Nutrition
You Get What You Pay For
Why fish oil prices vary by orders of magnitude. Dr. Dave on what separates a clinical-dose formula from a discount bottle, ingredient by ingredient.
By now most people understand that omega 3 fish oil is useful. New studies keep landing, the major medical organizations have come around, and the fish oil aisle has expanded to fill an entire shelf at the warehouse store. What does not get asked often enough is where the oil in your bottle actually comes from.
The Proposition 65 wake up call
A few years ago, California Proposition 65 testing found PCB contamination in fish oil products from thirteen major distributors. The story made the news, the brands settled, and most people moved on. The interesting question is why all thirteen failed in the same way at the same time.
The answer is supply chain consolidation. A meaningful share of the fish oil consumed in the United States comes from a small number of upstream raw oil producers, then gets reblended, encapsulated, and rebranded by the consumer brands you actually buy. If the same upstream lot has a problem, every downstream brand using that lot has the same problem. That is exactly what happened. The thirteen brands were not making thirteen different decisions. They were sharing a few decisions.
The China question
At the time of those failures, estimates put the share of fish oil entering the US supply chain from Chinese sources at roughly 20 percent. There were good reasons to look at that pipeline carefully.
Two events made the case. In 2008, a contaminated heparin ingredient from a Chinese supplier was linked to 149 deaths in the United States. In 2007, dogs and cats died after eating pet food made with wheat gluten from China that contained melamine. Independent inspection of Chinese pharmaceutical and supplement raw material facilities has historically been limited. Most are not members of the major global quality organizations. Chinese fish oil exports were estimated at four billion capsules a year. Much of that volume ended up in the lowest cost retail products in Western markets.
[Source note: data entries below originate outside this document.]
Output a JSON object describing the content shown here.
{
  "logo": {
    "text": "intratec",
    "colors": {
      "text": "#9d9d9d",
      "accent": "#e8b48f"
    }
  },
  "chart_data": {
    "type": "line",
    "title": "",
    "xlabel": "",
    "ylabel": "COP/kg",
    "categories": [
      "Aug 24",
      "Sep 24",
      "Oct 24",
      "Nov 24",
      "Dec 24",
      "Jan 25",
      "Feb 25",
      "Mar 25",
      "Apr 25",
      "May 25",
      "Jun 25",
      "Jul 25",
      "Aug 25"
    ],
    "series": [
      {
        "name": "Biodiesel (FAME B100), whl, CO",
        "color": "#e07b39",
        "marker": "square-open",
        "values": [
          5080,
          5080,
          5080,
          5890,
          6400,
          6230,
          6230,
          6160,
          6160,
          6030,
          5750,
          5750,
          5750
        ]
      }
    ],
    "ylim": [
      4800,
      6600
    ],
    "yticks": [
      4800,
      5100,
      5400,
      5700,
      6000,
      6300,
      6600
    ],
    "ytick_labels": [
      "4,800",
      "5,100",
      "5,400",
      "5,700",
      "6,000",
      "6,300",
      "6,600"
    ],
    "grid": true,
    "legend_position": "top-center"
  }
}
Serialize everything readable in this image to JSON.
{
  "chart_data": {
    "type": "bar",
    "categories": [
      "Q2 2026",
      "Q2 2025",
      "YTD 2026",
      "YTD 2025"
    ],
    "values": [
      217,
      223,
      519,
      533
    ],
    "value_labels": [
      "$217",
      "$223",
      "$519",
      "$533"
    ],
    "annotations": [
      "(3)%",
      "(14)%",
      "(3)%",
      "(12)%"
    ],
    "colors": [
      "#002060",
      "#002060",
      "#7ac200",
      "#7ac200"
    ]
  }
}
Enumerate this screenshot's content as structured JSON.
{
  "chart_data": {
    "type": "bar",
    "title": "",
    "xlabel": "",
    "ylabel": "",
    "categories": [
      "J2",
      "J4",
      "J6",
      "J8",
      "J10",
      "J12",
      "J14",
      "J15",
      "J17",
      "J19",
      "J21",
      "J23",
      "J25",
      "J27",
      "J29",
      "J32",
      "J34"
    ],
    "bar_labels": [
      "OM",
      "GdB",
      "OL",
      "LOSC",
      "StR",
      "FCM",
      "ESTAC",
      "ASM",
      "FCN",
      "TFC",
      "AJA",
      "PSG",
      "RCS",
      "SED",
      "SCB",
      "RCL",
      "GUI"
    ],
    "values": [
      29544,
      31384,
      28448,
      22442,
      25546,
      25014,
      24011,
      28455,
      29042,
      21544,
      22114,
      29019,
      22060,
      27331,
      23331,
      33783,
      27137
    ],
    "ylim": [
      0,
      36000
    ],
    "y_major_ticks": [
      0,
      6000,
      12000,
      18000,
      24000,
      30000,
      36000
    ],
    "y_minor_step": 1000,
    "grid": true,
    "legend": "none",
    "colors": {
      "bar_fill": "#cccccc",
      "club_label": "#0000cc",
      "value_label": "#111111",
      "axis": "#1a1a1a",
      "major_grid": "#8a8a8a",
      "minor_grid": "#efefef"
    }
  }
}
To be clear, sourcing from China is not automatically a problem. Sourcing from any opaque supply chain that does not publish lot specific testing is the problem. The Chinese case is the most striking example.
What a clean fish oil supply chain looks like
The serious omega 3 brands in the United States typically source from Norway, Iceland, or other North Atlantic and South Pacific waters where the raw fish are caught into well regulated systems. The raw oil is then processed at facilities that publish their testing standards, perform molecular distillation to remove PCBs and heavy metals, and produce a certificate of analysis for each lot. The COA travels with the finished product.
The questions to ask are simple.
- Where is the fish caught and which species. Anchovy, sardine, mackerel, and pollock are the most common, and each has its own contaminant profile.
- Where is the oil processed. The processing facility is where purity is actually achieved or not.
- Does the brand publish a lot specific certificate of analysis on request. If yes, you can verify the numbers. If no, the rest of the marketing language is decoration.
Why the warehouse store fish oil is so cheap
If you can buy a 200 softgel bottle of fish oil at the warehouse store for under $10, the math forces a few conclusions. The raw oil source is the cheapest available. The EPA and DHA concentration is low, often under 30 percent of the listed total fish oil. The testing standard is the minimum allowed under federal law, which is not the same as the standard a clinical grade product is held to. None of that makes the product unsafe. It does mean you are buying a different product than a clinical concentrate.
For someone in their 50s or 60s trying to actually move an omega 3 index from 4 to 8, the cheap product will not get you there at any reasonable capsule count. You need higher EPA and DHA per softgel, and you need to know what you are taking is what is on the label.
What to do
- Ask the brand for a lot specific certificate of analysis. If they will not provide it, move on.
- Check the EPA and DHA per serving, not the total fish oil per serving.
- Run an omega 3 index test. It is a finger prick, runs about the cost of a movie ticket, and tells you whether your current dose is doing anything.
- If your index is below 8, increase the dose or switch to a more concentrated product.
You can buy fish oil at any price point. You cannot buy results at any price point. Spending matters less than knowing what you are spending on.